In one message, Ellis slammed Academic Outreach Vice Provost Louis P. Nelson, who is also a professor of architectural history who has studied buildings connected to slavery in Africa and the US.
‘Check out this numnut who works for [Provost Ian] Baucom and has nothing to do but highlight slavery at UVA. This bloated bureaucracy has got to be slashed,’ wrote Ellis in a message to two other Youngkin appointees to the board.
In another message to a fellow Youngkin appointee, Ellis wrote: ‘We have to raise hell with the BOV about this whole “Get Jefferson” movement by the CD [Cavalier Daily student paper] and the super liberal faculty…’
Statue of Thomas Jefferson in front of The Rotunda on the campus of the University of Virginia.

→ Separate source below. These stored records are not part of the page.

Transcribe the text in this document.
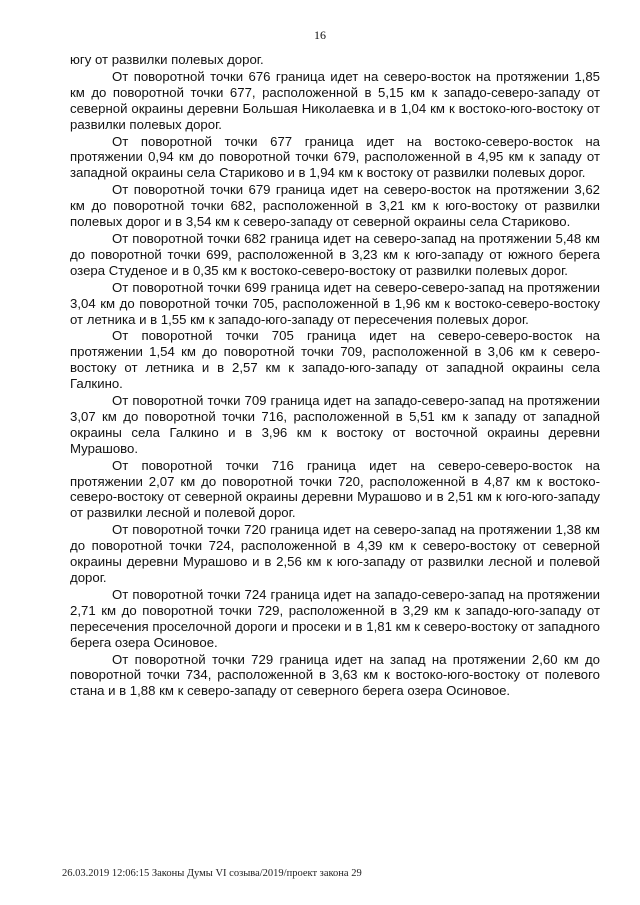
16

югу от развилки полевых дорог.

От поворотной точки 676 граница идет на северо-восток на протяжении 1,85 км до поворотной точки 677, расположенной в 5,15 км к западо-северо-западу от северной окраины деревни Большая Николаевка и в 1,04 км к востоко-юго-востоку от развилки полевых дорог.

От поворотной точки 677 граница идет на востоко-северо-восток на протяжении 0,94 км до поворотной точки 679, расположенной в 4,95 км к западу от западной окраины села Стариково и в 1,94 км к востоку от развилки полевых дорог.

От поворотной точки 679 граница идет на северо-восток на протяжении 3,62 км до поворотной точки 682, расположенной в 3,21 км к юго-востоку от развилки полевых дорог и в 3,54 км к северо-западу от северной окраины села Стариково.

От поворотной точки 682 граница идет на северо-запад на протяжении 5,48 км до поворотной точки 699, расположенной в 3,23 км к юго-западу от южного берега озера Студеное и в 0,35 км к востоко-северо-востоку от развилки полевых дорог.

От поворотной точки 699 граница идет на северо-северо-запад на протяжении 3,04 км до поворотной точки 705, расположенной в 1,96 км к востоко-северо-востоку от летника и в 1,55 км к западо-юго-западу от пересечения полевых дорог.

От поворотной точки 705 граница идет на северо-северо-восток на протяжении 1,54 км до поворотной точки 709, расположенной в 3,06 км к северо-востоку от летника и в 2,57 км к западо-юго-западу от западной окраины села Галкино.

От поворотной точки 709 граница идет на западо-северо-запад на протяжении 3,07 км до поворотной точки 716, расположенной в 5,51 км к западу от западной окраины села Галкино и в 3,96 км к востоку от восточной окраины деревни Мурашово.

От поворотной точки 716 граница идет на северо-северо-восток на протяжении 2,07 км до поворотной точки 720, расположенной в 4,87 км к востоко-северо-востоку от северной окраины деревни Мурашово и в 2,51 км к юго-юго-западу от развилки лесной и полевой дорог.

От поворотной точки 720 граница идет на северо-запад на протяжении 1,38 км до поворотной точки 724, расположенной в 4,39 км к северо-востоку от северной окраины деревни Мурашово и в 2,56 км к юго-западу от развилки лесной и полевой дорог.

От поворотной точки 724 граница идет на западо-северо-запад на протяжении 2,71 км до поворотной точки 729, расположенной в 3,29 км к западо-юго-западу от пересечения проселочной дороги и просеки и в 1,81 км к северо-востоку от западного берега озера Осиновое.

От поворотной точки 729 граница идет на запад на протяжении 2,60 км до поворотной точки 734, расположенной в 3,63 км к востоко-юго-востоку от полевого стана и в 1,88 км к северо-западу от северного берега озера Осиновое.

26.03.2019 12:06:15 Законы Думы VI созыва/2019/проект закона 29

Jefferson was UVA’s founder but his connections to slavery have drawn student protests
In a statement to The Washington Post, the university said: ‘These text messages demonstrate a disappointing disregard for the hard work of UVA faculty and staff, as well as the University’s core values of civil discourse and honor.’
‘It is important to note that the messages were sent before these members attended their first Board meeting, and that they have since had many opportunities to witness firsthand the many ways this institution, and its employees, contribute to the Commonwealth of Virginia, our nation, and our world,’ the university added.
Ellis is one of four board members appointed by Youngkin last year, and confirmed by the Virginia state Senate earlier this month.
The others are Stephen P. Long, Amanda Pillion, and Doug Wetmore.
Still, appointees by Youngkin’s Democratic predecessor, Ralph Northam, retain a majority on the 19-member board.
Ellis leads the Jefferson Council at University of Virginia, which has sought to protect the founder’s legacy as well as other traditions.
His appointment to the school’s board of visitors has significantly amplified the group’s voice.